Nestle owns a 49 percent stake, while Fonterra holds the remaining 51 percent stake in the venture.
Currently, Nestle is streamlining its portfolio and has expanded several of its underperforming businesses, such as its skin health unit.
Both companies said in a joint statement that “the long-term growth and success of the business.” The review is expected to be ready by the end of 2019.
In 2003, DPA was established by Nestle and Fonterra as a 50/50 joint venture. DPA reported an estimated sales of $247.5 million last year, Food Ingredients First reports. The DPA venture markets well-recognised brands such as Nestlé, Chamyto, Ninho, Chandelle, Chambinho, Neston and Molico among others in Brazil.
Last year, DPA Brazil and Danone was under the investigation scanner by local government authorities for alleged slave labour. The companies were on the verge of being included to Brazil’s Lista Suja, where they will be effectively barred from receiving credit in any private or public financial firms.
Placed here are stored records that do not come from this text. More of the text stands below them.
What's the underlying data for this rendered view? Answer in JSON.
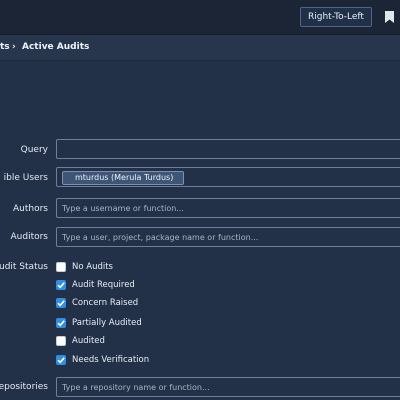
{
  "toolbar": {
    "rtl_button": "Right-To-Left"
  },
  "breadcrumb": {
    "first": "ts",
    "separator": "›",
    "current": "Active Audits"
  },
  "form": {
    "query": {
      "label": "Query",
      "value": ""
    },
    "visible_users": {
      "label": "ible Users",
      "chip": "mturdus (Merula Turdus)"
    },
    "authors": {
      "label": "Authors",
      "placeholder": "Type a username or function..."
    },
    "auditors": {
      "label": "Auditors",
      "placeholder": "Type a user, project, package name or function..."
    },
    "audit_status": {
      "label": "udit Status",
      "options": [
        {
          "label": "No Audits",
          "checked": false
        },
        {
          "label": "Audit Required",
          "checked": true
        },
        {
          "label": "Concern Raised",
          "checked": true
        },
        {
          "label": "Partially Audited",
          "checked": true
        },
        {
          "label": "Audited",
          "checked": false
        },
        {
          "label": "Needs Verification",
          "checked": true
        }
      ]
    },
    "repositories": {
      "label": "Repositories",
      "placeholder": "Type a repository name or function..."
    }
  },
  "colors": {
    "background": "#233148",
    "topbar": "#1b2536",
    "checkbox_checked": "#2f8fe0"
  }
}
With that, Nestle sped up its efforts in ‘industry-wide transparency’ by disclosing data on its commodities and suppliers.
Nestle plans to grow exponentially in Brazil and other foreign countries. It has allocated $99.66 million to innovation in the last five years, Reuters reports. The company is also seeking business partnerships outside of Brazil. Last year, it acquired a major stake in Terrafertil, an Ecuadorian firm selling organic plant-based foods.